Костер набирал силу, а разговор, наоборот, почти угас, стал обрывочным и пошел о чем попало, как это нередко бывает, когда собеседники устали, томятся, но никто почему-то не решается сказать первым: «Ну, я пошел спать».

Я вдруг вспомнил о том, что это ведь отсюда, из Кафы-Феодосии, и тоже в сорок седьмом году (только в 1347-м) обрушилось на Европу моровое поветрие, эпидемия чумы, которая унесла, как полагают, двадцать миллионов жизней — треть тогдашнего человечества.

Потом заговорили о Богдане Хмельницком, и это опять ненадолго пробудило интерес. Сейчас редко кто вспоминает, что гетман Богдан был, между прочим, и моряком, участвовал в морских походах запорожцев к Турции и берегам Крыма. Правда, тогда он еще не был гетманом. Эти морские походы стали для низовых запорожских казаков целой эпохой, а для казацкой молодежи участие хотя бы в одном из них превращалось в экзамен на мужественность и зрелость. Шутка сказать, на утлых лодчонках пересечь Черное море, напасть на великолепно укрепленные Стамбул или Синоп, принять бой с эскадрой и береговыми батареями. И это в то время, когда Оттоманская империя нагоняла страх на всю Европу.

А поход запорожцев на Кафу в 1616 году! Тогда командовал Петро Конашевич Сагайдачный. Об этом походе были даже написаны вирши:

…взял в турцех место Кафу,

аж и сам цесар турский был в великом страху,

бо му четырнадцать тысяч там людей збил,

катарги едины палил, другии потопил,

много тагды з неволе християн свободил…

Кафа к тому времени была центром работорговли.

Но это еще что — Кафа или даже Стамбул! Забирались и подальше. Ведь не исключено, что и легендарный шевалье д’Артаньян встречался с запорожцами. Это могло случиться опять-таки если не в сорок седьмом (дался он нам!), то в сорок шестом (но в 1646-м) году, когда украинские казаки оказались во Франции и участвовали с отменной храбростью в осаде Дюнкерка во время франко-испанской войны за Фландрию. Непосредственное отношение к этому имел все тот же Богдан Хмельницкий. Каково?

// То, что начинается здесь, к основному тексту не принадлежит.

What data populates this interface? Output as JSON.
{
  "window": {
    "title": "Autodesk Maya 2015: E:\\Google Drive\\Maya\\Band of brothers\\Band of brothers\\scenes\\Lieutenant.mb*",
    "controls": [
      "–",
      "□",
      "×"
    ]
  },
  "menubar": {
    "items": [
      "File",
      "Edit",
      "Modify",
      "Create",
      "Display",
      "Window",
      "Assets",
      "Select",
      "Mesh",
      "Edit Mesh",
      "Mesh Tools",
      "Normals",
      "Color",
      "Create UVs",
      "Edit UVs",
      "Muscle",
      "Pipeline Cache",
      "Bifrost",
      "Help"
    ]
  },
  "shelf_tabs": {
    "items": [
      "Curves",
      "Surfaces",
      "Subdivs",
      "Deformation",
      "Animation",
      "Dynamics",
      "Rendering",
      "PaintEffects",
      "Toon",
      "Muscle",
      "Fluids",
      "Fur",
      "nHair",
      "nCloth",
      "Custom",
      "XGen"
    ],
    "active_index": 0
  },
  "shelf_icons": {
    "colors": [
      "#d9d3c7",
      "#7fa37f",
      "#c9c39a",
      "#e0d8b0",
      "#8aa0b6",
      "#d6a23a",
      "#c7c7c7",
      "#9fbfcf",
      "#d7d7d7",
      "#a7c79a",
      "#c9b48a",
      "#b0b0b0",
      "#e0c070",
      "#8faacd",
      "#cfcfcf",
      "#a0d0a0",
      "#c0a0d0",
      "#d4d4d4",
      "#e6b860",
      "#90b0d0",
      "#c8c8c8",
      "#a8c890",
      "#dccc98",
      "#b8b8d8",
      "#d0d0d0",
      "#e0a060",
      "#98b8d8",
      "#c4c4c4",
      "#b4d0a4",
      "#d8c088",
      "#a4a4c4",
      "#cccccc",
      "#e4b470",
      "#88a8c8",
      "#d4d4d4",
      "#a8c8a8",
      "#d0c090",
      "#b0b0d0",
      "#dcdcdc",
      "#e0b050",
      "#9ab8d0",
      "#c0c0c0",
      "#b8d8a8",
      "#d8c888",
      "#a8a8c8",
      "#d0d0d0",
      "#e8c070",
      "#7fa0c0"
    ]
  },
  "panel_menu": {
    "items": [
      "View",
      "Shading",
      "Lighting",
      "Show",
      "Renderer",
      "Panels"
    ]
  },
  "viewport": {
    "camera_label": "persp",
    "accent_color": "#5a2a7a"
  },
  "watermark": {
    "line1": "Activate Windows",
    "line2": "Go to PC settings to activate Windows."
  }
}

Как я уже сказал, история вызвала интерес (я сам люблю такие истории), и разговор продолжал скакать. Алик спросил, правда ли, что Лукоморье — то самое, где дуб зеленый, и златая цепь, и кот ученый, правда ли, что это сказочное Лукоморье — не что иное, как наша крымская Арабатская стрелка? Вообще-то почему бы и нет?.. Само слово «лукоморье» удивительно подходит к песчаной косе, изящно изогнутой наподобие лука в Азовском море. Где-то я даже читал об этом.

И новый, нелепый, я бы сказал, скачок. Говоря о Лукоморье, вспомнили бородатого карлу Черномора. Шофер Митя вдруг заржал и ткнул пальцем в Саню:

— Гы-гы-гы… Саше Зайцеву от ансамбля лилипутов. Гы-гы-гы…

Остальные тоже оживились. Дело в том, что прошлый наш приезд в Керчь совпал с гастролями джаз-ансамбля лилипутов. Я, помнится, несмотря на уговоры, так и не пошел на концерт — ужасно это выставление напоказ чьего-то все-таки несчастья. Но несколько дней мы жили в гостинице на одном этаже с лилипутами.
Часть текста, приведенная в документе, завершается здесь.